Пожилой, исключительно вежливый продавец, сущая для советского человека невидаль, без дискуссий и пререканий объявил, что не видит ровным счетом никаких сложностей, в Италии, мол, тоже случаются проблемы с качеством, и запросто поменял пару. Пока примеряли замену, продавец не переставал галантно извиняться, слегка туманно по содержанию, потому как пытался говорить комплименты на русском. «Мила-а пани-и» так или иначе звучало обворожительно. На прощание он положил в обувную коробку тюбик крема редкого темно-вишневого цвета, как раз для купленных туфель. Поинтересовался:

– Мила-а пани-и хочет идти в новых?

Маша вежливо отказалась:

– Спасибо. Пожалуй, нет, не хочу.

– Тебя хочу, – шепнула Антону на ухо, краснея и благодарно целуя мужа в щеку, второй раз за одну и ту же, по сути, покупку; везучий. – Но сегодня, увы, никак. И зря мы затеялись с туфлями, извини, это все я, дура. Будто других проблем нет.

– Ма-аш, ну чего ты.

Странно. Им обоим бы радоваться – так легко и непринужденно все образовалось, само собой, а вечер вдруг раз – и впал в безнадежную грусть. С тех пор ни Антон, ни Маша не любят мощеные камнем пространства, будь то улицы или площади. Впрочем, Машу Кирсанову не манят и загородные прогулки по тропинкам, проселкам и бездорожью. «Люблю только асфальт!» – обожает она повторять свой коротенький «манифест». Так возвышенно окрестила собственное заявление – декларация, программа и принцип действий в одном слове. Понимай: все прочие граждане, с иными воззрениями, отдыхают.

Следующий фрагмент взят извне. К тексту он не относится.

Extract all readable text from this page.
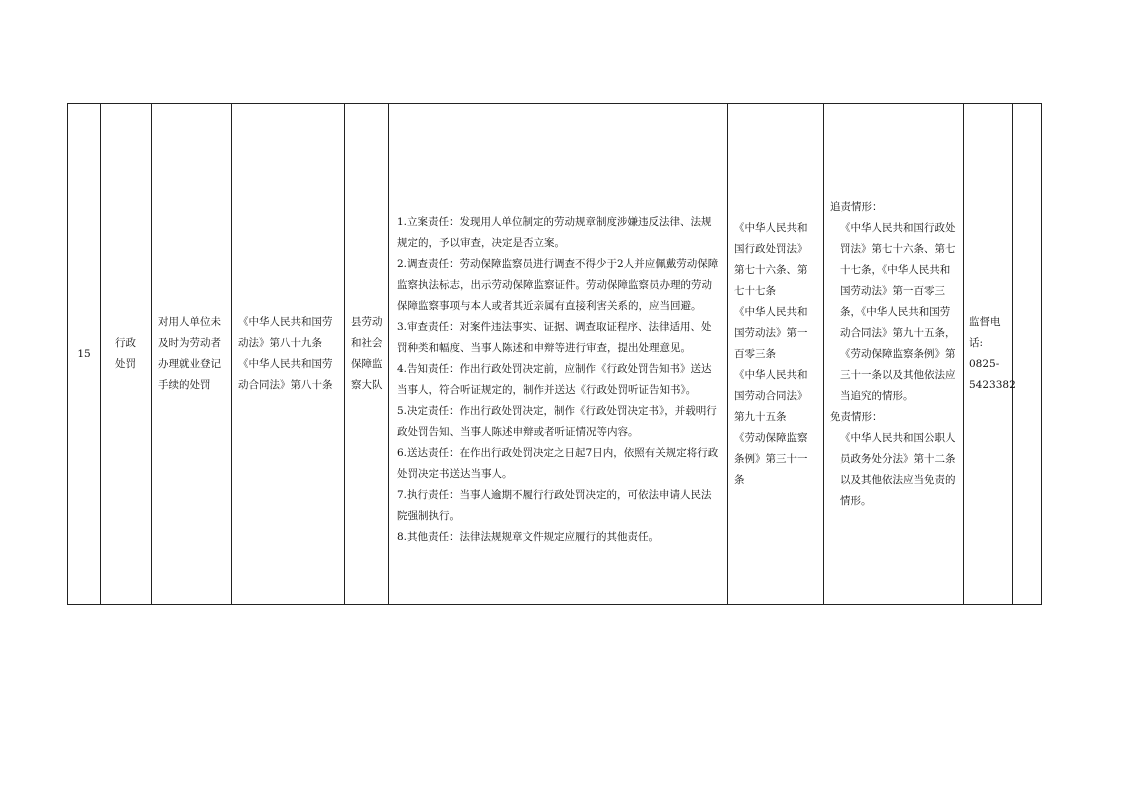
15

行政处罚

对用人单位未及时为劳动者办理就业登记手续的处罚

《中华人民共和国劳动法》第八十九条
《中华人民共和国劳动合同法》第八十条

县劳动和社会保障监察大队

1.立案责任：发现用人单位制定的劳动规章制度涉嫌违反法律、法规规定的，予以审查，决定是否立案。
2.调查责任：劳动保障监察员进行调查不得少于2人并应佩戴劳动保障监察执法标志，出示劳动保障监察证件。劳动保障监察员办理的劳动保障监察事项与本人或者其近亲属有直接利害关系的，应当回避。
3.审查责任：对案件违法事实、证据、调查取证程序、法律适用、处罚种类和幅度、当事人陈述和申辩等进行审查，提出处理意见。
4.告知责任：作出行政处罚决定前，应制作《行政处罚告知书》送达当事人，符合听证规定的，制作并送达《行政处罚听证告知书》。
5.决定责任：作出行政处罚决定，制作《行政处罚决定书》，并载明行政处罚告知、当事人陈述申辩或者听证情况等内容。
6.送达责任：在作出行政处罚决定之日起7日内，依照有关规定将行政处罚决定书送达当事人。
7.执行责任：当事人逾期不履行行政处罚决定的，可依法申请人民法院强制执行。
8.其他责任：法律法规规章文件规定应履行的其他责任。

《中华人民共和国行政处罚法》第七十六条、第七十七条
《中华人民共和国劳动法》第一百零三条
《中华人民共和国劳动合同法》第九十五条
《劳动保障监察条例》第三十一条

追责情形：
《中华人民共和国行政处罚法》第七十六条、第七十七条，《中华人民共和国劳动法》第一百零三条，《中华人民共和国劳动合同法》第九十五条，《劳动保障监察条例》第三十一条以及其他依法应当追究的情形。
免责情形：
《中华人民共和国公职人员政务处分法》第十二条以及其他依法应当免责的情形。

监督电话:
0825-
5423382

– Но раньше ты так любила собирать грибы, – удивился, даже несколько растерялся Кирсанов, когда «манифест» был «опубликован» впервые.

– Раньше, Антоша, мы обожали лопать лисички и в головы наши дремучие прийти не могло, что лисички – настоящие пылесосы по сбору всякой гадости из почвы и воздуха, – пожимала плечами Маша, наводя Кирсанова на философскую мысль, что женщины меняются намного быстрее жизни. И жизнь вынуждена под них подстраиваться, поскольку нет у нее, у жизни, другого выхода – жить-то надо!

В злополучных туфлях Маша вышла раз или два. Разлюбила еще тогда, на площади, в одночасье, будто они обманули ее, подвели. И неважно ей было, что пара уже другая.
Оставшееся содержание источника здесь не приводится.